Vance, a member of the firm’s Covid-19 task force, also said the directive indicates inspectors will pay particular attention to reviews of illness records and whether employers provided pay and benefits to employees who miss work because of Covid-19.
The directive said that during an inspection’s “walkaround” phase, the OSHA compliance officer is advised to look at how workers are wearing face coverings and photograph work areas to determine if required physical distancing measures are in place. Photographs of patients are prohibited.
Hawkins, who previously oversaw Tennessee’s state occupational safety agency, said it seems unlikely most OSHA inspectors would have the requisite knowledge and experience to evaluate a medical facility’s ventilation system because the machinery is complicated and difficult to access.

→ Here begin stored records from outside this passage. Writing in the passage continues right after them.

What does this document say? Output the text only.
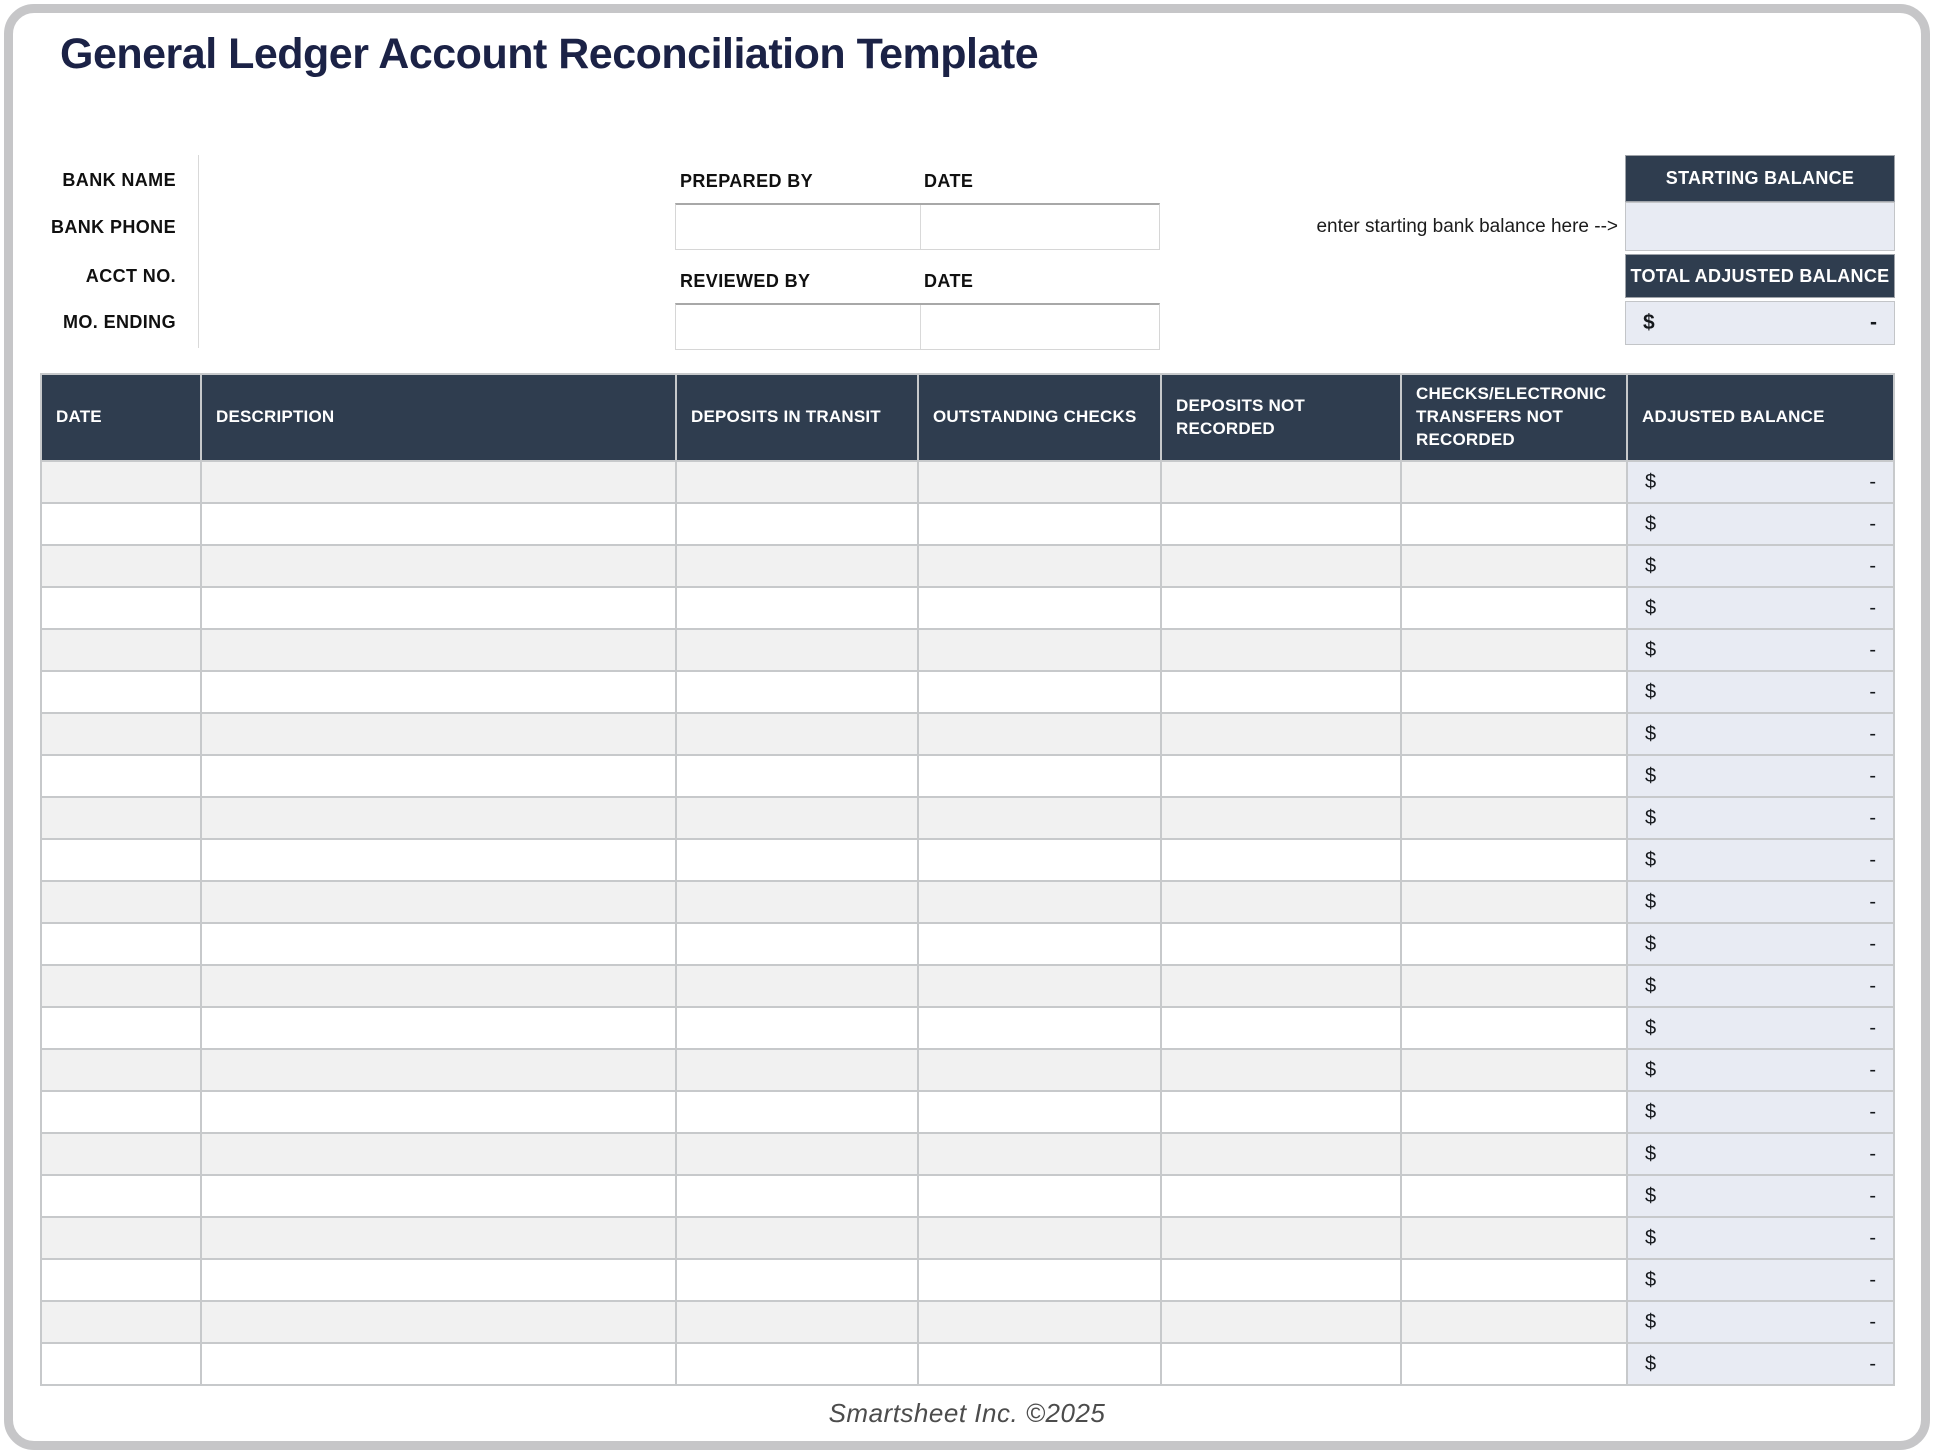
General Ledger Account Reconciliation Template
BANK NAME
BANK PHONE
ACCT NO.
MO. ENDING
PREPARED BY	DATE
REVIEWED BY	DATE
enter starting bank balance here -->
STARTING BALANCE
TOTAL ADJUSTED BALANCE
$	-
DATE	DESCRIPTION	DEPOSITS IN TRANSIT	OUTSTANDING CHECKS	DEPOSITS NOT RECORDED	CHECKS/ELECTRONIC TRANSFERS NOT RECORDED	ADJUSTED BALANCE

						$ -

						$ -

						$ -

						$ -

						$ -

						$ -

						$ -

						$ -

						$ -

						$ -

						$ -

						$ -

						$ -

						$ -

						$ -

						$ -

						$ -

						$ -

						$ -

						$ -

						$ -

						$ -
Smartsheet Inc. ©2025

The directive showed that employers have latitude in satisfying OSHA requirements for screening patients for Covid-19 and determining if employees are fully vaccinated.
Acceptable proof of workers being fully vaccinated includes asking an employee and then documenting their status, keeping photocopies of the worker’s vaccination card, and requesting that the employee provide other evidence, such as a letter from a physician or vaccination provider.
A facility’s screening of patients and other non-employees entering a building may include visitors self-monitoring their temperatures, filling out health surveys upon their arrival, and using online monitoring systems that require non-employees to self-report symptoms or exposures prior to arrival.